Sure I'd rather spend more time producing art and less time working around technical issues (that's one of the things that attracts me to the tech art field), but I doubt all that extra horsepower will be given over to artists so our work will be easier. Companies will still want to push the limits because they can and want to compete with each other, so things will likely still need crazy technical tricks to be optimized for whatever the new hardware limits will be.
EDIT:
I guess the real question is: Will the outsourcing studios be ready for the challenge? I hear Kwramm's company is ready to rock n' roll.
You mentioned a good point. Games will become more realistic and/or complex for sure. Which in turn will require more time/money/skilled people. However, having more power could help alleviate time spent messing with tech issues or extreme memory constraints, and let artists get stuff done faster/easier.

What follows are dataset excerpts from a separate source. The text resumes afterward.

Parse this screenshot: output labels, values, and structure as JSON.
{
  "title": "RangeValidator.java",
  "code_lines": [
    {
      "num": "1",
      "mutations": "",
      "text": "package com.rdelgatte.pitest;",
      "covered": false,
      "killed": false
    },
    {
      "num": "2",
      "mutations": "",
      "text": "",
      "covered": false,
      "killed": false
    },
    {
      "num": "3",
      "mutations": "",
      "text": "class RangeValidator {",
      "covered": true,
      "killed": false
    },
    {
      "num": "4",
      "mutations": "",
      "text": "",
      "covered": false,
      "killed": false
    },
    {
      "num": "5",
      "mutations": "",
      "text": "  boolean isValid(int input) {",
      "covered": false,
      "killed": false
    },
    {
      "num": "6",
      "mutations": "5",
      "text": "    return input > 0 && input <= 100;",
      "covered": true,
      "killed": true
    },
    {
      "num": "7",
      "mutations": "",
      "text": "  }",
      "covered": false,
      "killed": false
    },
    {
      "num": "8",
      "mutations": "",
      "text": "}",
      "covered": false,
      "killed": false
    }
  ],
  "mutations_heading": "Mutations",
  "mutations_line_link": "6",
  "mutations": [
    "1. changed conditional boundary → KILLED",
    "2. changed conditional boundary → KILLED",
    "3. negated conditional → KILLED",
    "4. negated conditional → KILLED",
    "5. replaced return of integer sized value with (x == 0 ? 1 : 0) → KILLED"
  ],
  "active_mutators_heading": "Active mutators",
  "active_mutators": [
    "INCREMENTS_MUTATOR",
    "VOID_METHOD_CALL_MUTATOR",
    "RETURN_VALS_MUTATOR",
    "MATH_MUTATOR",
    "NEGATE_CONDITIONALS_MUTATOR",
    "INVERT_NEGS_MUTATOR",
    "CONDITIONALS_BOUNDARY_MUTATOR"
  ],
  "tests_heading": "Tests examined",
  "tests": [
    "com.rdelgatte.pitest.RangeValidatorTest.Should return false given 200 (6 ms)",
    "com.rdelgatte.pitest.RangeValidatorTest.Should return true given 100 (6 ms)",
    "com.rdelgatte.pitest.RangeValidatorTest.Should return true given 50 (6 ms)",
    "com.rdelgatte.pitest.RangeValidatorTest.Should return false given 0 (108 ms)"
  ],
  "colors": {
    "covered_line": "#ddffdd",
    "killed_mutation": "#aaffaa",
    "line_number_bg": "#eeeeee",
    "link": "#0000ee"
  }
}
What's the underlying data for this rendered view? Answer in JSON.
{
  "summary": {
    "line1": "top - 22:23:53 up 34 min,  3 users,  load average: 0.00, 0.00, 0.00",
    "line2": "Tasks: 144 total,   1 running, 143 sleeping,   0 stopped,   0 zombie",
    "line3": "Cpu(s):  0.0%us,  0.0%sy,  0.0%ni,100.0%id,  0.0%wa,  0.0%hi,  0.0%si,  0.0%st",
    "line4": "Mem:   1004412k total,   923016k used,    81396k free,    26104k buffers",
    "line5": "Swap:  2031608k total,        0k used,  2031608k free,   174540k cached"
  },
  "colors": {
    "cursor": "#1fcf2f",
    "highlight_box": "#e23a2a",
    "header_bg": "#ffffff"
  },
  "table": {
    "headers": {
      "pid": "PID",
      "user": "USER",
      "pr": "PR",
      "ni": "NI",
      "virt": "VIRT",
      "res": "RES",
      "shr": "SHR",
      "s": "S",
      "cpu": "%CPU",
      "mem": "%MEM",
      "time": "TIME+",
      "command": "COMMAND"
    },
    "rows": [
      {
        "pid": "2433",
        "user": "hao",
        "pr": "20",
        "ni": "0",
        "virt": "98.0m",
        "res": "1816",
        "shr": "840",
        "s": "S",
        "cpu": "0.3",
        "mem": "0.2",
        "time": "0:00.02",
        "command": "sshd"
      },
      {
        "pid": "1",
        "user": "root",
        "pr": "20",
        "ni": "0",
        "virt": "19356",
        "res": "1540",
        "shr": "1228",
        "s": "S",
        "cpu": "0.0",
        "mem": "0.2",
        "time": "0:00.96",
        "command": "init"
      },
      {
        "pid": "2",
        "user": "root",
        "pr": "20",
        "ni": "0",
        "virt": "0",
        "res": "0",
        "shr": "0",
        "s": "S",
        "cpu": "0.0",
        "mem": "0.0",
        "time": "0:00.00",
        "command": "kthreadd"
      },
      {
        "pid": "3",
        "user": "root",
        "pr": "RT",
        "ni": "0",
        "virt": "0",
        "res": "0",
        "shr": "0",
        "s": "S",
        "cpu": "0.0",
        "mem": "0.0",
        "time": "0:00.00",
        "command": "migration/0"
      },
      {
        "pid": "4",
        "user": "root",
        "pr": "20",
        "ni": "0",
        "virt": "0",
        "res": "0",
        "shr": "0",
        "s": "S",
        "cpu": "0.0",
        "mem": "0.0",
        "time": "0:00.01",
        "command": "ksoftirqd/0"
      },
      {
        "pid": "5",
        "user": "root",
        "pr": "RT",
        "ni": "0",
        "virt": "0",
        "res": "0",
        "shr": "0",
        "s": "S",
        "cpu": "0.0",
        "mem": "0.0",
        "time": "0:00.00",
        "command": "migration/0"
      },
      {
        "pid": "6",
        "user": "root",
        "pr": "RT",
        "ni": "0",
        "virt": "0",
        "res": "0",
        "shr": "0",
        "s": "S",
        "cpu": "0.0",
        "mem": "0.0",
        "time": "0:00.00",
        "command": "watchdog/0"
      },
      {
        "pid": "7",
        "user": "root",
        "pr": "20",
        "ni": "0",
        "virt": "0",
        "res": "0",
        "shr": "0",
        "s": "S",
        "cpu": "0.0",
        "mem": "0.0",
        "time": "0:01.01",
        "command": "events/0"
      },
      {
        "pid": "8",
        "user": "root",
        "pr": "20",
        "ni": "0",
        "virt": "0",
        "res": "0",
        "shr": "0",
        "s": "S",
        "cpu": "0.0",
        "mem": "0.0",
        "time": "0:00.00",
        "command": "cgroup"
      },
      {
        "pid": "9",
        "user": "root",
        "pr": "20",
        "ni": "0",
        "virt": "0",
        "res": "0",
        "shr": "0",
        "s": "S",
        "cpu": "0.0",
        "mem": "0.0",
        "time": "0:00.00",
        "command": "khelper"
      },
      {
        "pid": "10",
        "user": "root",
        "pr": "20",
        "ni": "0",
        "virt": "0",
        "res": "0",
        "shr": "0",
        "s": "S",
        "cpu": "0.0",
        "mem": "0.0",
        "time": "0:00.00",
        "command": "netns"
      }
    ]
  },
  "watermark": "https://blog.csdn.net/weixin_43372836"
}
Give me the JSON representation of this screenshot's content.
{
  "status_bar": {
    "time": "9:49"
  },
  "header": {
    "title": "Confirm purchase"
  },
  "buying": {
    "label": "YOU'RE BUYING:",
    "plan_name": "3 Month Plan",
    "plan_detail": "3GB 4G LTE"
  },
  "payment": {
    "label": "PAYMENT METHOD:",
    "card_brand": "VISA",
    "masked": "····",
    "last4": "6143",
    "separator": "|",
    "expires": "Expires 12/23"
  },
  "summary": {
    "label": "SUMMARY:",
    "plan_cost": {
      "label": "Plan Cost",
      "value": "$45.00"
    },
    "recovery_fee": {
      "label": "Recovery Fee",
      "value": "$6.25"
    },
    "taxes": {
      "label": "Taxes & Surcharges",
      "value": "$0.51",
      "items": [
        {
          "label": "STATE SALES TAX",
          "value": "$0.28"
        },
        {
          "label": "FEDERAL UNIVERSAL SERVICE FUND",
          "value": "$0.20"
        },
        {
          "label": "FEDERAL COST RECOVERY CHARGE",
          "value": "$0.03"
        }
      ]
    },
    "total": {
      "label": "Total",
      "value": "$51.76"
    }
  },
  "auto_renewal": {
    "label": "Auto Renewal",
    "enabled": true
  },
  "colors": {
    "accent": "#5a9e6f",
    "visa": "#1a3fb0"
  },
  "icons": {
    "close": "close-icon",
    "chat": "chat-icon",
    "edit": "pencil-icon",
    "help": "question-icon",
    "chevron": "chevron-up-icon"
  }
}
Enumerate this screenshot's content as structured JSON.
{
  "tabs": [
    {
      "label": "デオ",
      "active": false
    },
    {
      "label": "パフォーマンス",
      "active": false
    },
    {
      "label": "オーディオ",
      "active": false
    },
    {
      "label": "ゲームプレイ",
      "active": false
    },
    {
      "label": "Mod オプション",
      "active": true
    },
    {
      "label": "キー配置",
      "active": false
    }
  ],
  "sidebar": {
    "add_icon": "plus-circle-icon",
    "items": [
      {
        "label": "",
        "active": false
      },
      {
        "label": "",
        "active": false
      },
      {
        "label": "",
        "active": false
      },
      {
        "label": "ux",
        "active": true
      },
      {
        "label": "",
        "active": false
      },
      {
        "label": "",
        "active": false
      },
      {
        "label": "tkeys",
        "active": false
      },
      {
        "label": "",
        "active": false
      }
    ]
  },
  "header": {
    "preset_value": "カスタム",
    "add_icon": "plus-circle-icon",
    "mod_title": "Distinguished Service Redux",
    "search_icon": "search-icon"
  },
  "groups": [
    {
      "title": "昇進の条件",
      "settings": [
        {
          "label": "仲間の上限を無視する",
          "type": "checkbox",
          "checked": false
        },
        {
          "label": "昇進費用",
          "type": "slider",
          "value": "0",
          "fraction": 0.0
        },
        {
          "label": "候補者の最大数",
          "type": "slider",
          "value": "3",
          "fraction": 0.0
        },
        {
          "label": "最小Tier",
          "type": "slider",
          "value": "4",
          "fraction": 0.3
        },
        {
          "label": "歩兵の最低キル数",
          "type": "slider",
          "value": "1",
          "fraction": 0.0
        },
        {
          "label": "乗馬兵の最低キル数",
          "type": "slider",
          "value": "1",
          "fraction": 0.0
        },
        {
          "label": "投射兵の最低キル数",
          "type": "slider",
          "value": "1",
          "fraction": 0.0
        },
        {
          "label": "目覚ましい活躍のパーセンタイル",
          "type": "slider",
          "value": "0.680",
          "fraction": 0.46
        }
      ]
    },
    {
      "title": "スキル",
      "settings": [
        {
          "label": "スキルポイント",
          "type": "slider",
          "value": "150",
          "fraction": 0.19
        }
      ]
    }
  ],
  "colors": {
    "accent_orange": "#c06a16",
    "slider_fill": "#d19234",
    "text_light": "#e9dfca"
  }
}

I think a big part though of whats to come is a need for better tools. Right now packages like 3DS Max still are lacking in performance and tools for certain tasks, and make doing environment work and whatnot a pain. Max 2012 is much better at handling many objects in the viewport, but things like the lack of good internal scene management tools and placement tools aren't quite good enough.
I think not only consoles will move forward, but tools will need to move forward in speed/reliability as well, in order to get work done faster/easier.
Every generation the price to develop games have doubled or tripled. I read that Lair's budget was about $20 million while God of War III's budget was around $40 million - that's in one generation.
And they're both on the same platform, it says more about the scope of the project rather than the cost of developing a game, if you would've said god of war 2 to god of war 3 I would've agreed though, since pipelines change, assets has to be made in entirely different ways.
But in the case of making assets for consoles we often find ourselves scaling down textures and cutting corners so that it'll fit the hardware, we're already doing all these crazy things that cost tons of money ever since games went from small-sized to big-sized cinematic projects.
We have projects like the witcher 2 or the total war series which has been developed for platforms and specs much higher than the consoles, they show that it isn't too far off from current console budgets, and they even target the less feasible pc platform.
I don't see any kind of reason for the doom and gloom, we'll have big budget games, and we'll have even more room for small budget games and indie games on the new platforms, as digital distribution will become bigger and better, and I would even believe that indie-developers could make use of more hardware in creative ways.
Even if the next gen consoles came out with all off the shelf PC parts we would see a huge leap.